Burrowing OpenWorm through the internet
The current build of OpenWorm runs on Amazon EC2, but Cantarelli says there is ongoing research into a “more diverse composition for the different nodes of the network”. Some aspects of the simulation might require high-performance computing, for example, while others might use a parallelised architecture. At this stage, though, no permanent decisions have been made.
This client-server model may be forward-thinking, but Cantarelli describes it as an “ambitious choice”. The idea, he says, is to make the worm simulation so accessible that it can be used “the same way as Google Docs”.
But Google Docs deals mostly with text, whereas an organism, even one as simple as a nematode, is infinitely more complex. For an accurate visualisation, huge amounts of data will need to be streamed to the client, and this presents one of the largest engineering challenges of the project.
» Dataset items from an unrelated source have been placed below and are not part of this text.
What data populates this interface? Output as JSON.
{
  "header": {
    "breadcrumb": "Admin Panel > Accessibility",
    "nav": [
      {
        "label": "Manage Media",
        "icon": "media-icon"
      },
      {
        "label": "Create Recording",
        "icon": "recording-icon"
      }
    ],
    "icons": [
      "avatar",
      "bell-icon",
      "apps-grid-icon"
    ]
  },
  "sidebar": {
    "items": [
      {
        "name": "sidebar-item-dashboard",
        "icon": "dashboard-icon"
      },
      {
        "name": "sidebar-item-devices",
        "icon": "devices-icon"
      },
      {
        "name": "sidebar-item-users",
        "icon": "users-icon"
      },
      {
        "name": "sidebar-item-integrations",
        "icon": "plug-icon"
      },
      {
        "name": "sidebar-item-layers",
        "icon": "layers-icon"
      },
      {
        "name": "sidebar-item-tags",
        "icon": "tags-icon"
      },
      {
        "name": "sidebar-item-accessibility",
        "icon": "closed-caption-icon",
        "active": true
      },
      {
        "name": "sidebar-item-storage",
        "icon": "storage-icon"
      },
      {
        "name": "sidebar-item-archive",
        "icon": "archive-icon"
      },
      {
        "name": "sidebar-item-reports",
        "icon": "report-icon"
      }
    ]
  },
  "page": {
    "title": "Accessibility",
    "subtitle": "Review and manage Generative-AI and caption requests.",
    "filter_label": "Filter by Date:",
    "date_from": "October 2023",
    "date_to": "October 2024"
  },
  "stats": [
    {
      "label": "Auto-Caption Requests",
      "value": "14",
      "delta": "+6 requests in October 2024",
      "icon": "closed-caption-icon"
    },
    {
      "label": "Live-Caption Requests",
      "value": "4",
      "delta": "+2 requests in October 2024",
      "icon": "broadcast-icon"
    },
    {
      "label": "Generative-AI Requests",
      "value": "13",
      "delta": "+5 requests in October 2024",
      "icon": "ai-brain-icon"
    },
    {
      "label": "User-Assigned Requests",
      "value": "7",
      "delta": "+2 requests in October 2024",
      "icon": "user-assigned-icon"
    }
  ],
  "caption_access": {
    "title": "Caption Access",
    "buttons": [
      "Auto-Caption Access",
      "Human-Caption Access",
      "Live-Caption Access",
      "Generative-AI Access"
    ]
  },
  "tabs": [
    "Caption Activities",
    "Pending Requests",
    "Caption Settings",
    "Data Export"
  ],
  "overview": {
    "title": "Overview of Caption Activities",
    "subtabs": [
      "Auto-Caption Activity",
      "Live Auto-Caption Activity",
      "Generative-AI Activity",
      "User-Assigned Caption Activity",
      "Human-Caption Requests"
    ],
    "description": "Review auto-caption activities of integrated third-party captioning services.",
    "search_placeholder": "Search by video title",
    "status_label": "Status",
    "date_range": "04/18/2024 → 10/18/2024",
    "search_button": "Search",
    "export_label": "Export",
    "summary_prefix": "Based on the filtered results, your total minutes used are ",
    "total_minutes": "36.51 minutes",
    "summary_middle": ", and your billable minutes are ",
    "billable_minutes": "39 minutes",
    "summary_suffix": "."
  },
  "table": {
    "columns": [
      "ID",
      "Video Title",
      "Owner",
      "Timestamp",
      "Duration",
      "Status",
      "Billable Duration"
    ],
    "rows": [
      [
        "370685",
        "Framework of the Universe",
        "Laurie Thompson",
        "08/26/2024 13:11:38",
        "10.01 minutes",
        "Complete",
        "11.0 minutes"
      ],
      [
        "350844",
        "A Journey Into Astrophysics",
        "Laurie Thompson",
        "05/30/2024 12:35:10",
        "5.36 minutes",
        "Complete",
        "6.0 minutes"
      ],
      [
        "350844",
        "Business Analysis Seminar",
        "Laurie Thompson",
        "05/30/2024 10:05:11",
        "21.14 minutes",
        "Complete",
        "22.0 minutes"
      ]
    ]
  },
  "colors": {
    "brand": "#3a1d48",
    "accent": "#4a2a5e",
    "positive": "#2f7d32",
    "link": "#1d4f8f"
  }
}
What does this data consist of? “If you think of the particle simulation, for instance,” explains Cantarelli, “that particle simulation there has roughly 150,000 particles. That is the current model, so it’s not even the final model, and it is only one aspect [of the entire model].
“And by one aspect, I mean it is just concerned with the particle physics of the locomotion of the worm, so how the muscle stretches, how the body stretches, how the body wriggles, friction with the liquid or gel that the worm is swimming into.”
Compared to the type of data typically streamed over the web, the output of this calculation is enormous. “Each timestep is in the order of magnitude of five megabytes,” says Cantarelli. “Now, imagine that you want to stream at 35 frames per second… you’re looking at a huge bandwidth [requirement].”
As a result, this highly detailed model outputs a whopping 200MB per second – around a hundred times the bandwidth needed for 4K video. Work hasn’t yet started on optimising this stream, but Cantarelli says that it will require some creative thinking on the part of the engineers.
It’s one of many technical challenges yet to be dealt with, but Cantarelli and his engineers are on track to dealing with them. In just two years OpenWorm has already grown from a four-person side project to a sprawling organisation.
“I wake up every day and there’s new stuff happening, and there’s new people doing things, new people contributing, and it just makes me very happy,” says Cantarelli. “The project now has a life of its own!”